When asked about a possible reshuffle, which Saleh's ambitious programme requires, the official said: "The reshuffle is something connected to the regulatory panel and the elected head of the state, and I think this issue has not been discussed yet and it's too early to talk about it."
Regarding relations between Yemen and the Gulf Cooperation Council, and whether it is the qualification or politics that obstruct Yemen's membership in GCC, Al Barakani said: "Of course Yemen needs to be qualified especially in terms of legislation, and this does not mean that because there is a royalist and republican system, it does not mean we disagree on these issues, the issue is integration and common interests. Being rich or poor, a republican or a royalist is not the issue."
Opposition view on Local Authority Law 'welcomed'
Sana'a: A senior official from Yemen's ruling party, the General People's Congress, said his party would welcome any observations from the Opposition parties over an expected amendment to the Local Authority Law. The heads of the country's provinces and districts will be directly elected once the controversial amendment is approved.
However, the official said his party would call the Opposition and all concerned people to give their observations only once his party had finished discussing it.
Earlier, the Opposition alliance, known as the Joint Meeting Parties (JMPs), asked the ruling General People's Congress (GPC) to share discussions over amendments to the Local Authority Law. GPC did not respond.
"We did not respond to that proposal because we had not yet prepared anything to discuss with our political partners, and although the issue of amendment is a GPC obligation it concerns everyone and it's the right of everyone to participate in it, and we will of course, make use of their observations and remarks, " said Sultan Al Barakani, GPC Assistant Secretary-General.
GPC has been discussing amendments to the Local Authority Law since early October to directly elect the heads of local councils, governors and directors of districts. Heads of provinces and districts, who are the heads of local councils, are appointed by the government.
The committee in charge of studying the amendments, in its report to President Saleh last week, however, did not recommend direct election of the heads of local councils, governors and directors "for fear of weakening loyalty to the central State".

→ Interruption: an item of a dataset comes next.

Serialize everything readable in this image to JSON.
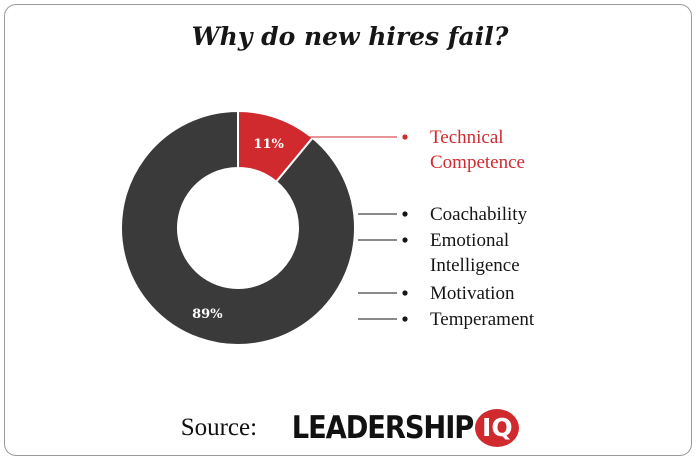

The concern about direct elections comes from two directions according to Al Barakani. There will be conflict between wills and programmes of the elected heads and elected members of the councils because each side has had the confidence of the voters.
The high cost of re-election in case the governor or director dies, is ousted, or referred to court, is also another reason for concern about the direct election of the heads of the administrative units. Last October President Saleh announced that the governors and directors would never be appointed but directly elected as heads of the local councils from early 2007.
Al Barakani denied any rupture between his party and JMPs but admonished them for not "taking the initiative" in resuming contact with the GPC since the September Presidential elections.